COME SALVARE L’EUROZONA?

 Francesco Giavazzi e Guido Tabellini  hanno lanciato una proposta per aiutare l’Eurozona a superare l’attuale, prolungata fase di stagnazione economica. Prevede una riduzione coordinata delle tasse pari al 5 per cento, un’estensione a tre o quattro anni del tempo limite per conseguire gli obiettivi di deficit di bilancio e l’emissione di debito pubblico a lungo termine finanziabile dalla Bce in assenza di sterilizzazione.

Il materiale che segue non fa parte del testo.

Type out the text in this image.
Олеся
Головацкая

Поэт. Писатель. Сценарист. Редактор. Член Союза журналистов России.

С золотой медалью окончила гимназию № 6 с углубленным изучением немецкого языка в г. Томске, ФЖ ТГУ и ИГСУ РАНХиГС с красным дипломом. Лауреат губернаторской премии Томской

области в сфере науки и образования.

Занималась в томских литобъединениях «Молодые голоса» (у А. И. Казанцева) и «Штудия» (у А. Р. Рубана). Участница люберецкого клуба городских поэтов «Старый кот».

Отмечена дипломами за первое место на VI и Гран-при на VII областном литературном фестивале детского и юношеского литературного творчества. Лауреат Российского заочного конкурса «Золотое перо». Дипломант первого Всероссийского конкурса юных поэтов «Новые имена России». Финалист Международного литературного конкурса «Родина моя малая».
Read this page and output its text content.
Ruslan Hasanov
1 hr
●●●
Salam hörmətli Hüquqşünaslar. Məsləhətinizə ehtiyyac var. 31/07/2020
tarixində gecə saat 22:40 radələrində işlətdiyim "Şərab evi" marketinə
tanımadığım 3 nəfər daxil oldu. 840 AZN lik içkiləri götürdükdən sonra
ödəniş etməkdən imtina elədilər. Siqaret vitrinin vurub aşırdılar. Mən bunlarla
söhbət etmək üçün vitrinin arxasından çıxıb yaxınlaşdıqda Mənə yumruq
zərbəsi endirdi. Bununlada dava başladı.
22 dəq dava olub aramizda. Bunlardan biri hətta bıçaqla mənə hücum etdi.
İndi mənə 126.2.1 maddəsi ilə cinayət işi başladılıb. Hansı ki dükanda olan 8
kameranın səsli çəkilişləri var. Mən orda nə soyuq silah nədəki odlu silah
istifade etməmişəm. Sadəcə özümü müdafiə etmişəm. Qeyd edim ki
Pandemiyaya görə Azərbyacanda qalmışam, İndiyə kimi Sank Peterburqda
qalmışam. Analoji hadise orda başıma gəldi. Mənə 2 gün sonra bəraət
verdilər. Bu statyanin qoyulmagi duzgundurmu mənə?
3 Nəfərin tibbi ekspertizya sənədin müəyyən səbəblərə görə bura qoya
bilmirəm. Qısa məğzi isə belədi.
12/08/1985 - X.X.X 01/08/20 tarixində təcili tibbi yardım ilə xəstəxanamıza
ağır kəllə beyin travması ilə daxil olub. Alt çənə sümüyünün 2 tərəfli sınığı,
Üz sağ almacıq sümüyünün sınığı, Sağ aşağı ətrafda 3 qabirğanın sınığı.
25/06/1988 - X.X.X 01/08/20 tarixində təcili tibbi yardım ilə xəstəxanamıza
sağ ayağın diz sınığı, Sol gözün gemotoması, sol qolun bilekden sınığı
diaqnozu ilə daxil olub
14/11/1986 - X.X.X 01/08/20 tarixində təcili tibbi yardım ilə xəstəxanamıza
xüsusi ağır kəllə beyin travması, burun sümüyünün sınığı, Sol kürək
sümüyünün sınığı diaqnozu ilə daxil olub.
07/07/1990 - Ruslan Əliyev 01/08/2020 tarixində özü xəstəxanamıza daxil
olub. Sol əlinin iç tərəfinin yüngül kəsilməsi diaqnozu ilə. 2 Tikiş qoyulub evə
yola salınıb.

La proposta segna un notevole passo in avanti rispetto alla via dell’austerità che a tutt’oggi domina il pensiero delle élite politico-economiche alla guida dell’UE, in particolare riconoscendo che la politica monetaria e quella fiscale devono usarsi congiuntamente se si vuole ottenere l’impatto di maggiore efficacia possibile sulla domanda aggregata in un’economia in cui i tassi d’interesse nominali sono vincolati dal limite inferiore di zero. Tuttavia, come gli stessi autori ammettono, l’ostacolo più impervio alla proposta è di natura politica: va contro il Trattato e verosimilmente Germania e alcuni altri Stati membri vi si opporrebbero.  Condividiamo lo scetticismo degli autori. In realtà, i nostri dubbi vanno oltre l’ostacolo politico e riguardano il merito stesso della proposta: seppure fosse accettata, i margini di flessibilità che ne risulterebbero potrebbero essere insufficienti rispetto allo spazio fiscale di cui i paesi necessitano (si pensi all’Italia) per rilanciare la domanda interna e invertire le aspettative di cittadini, imprese e mercati. Inoltre, gli effetti della proposta graverebbero su situazioni debitorie già gravi, minando le prospettive di sostenibilità finanziaria dei paesi. Se la flessibilità utilizzata non riuscisse a imprimere uno shock sufficiente a far crescere il prodotto, il peso del debito sull’economia ne soffrirebbe.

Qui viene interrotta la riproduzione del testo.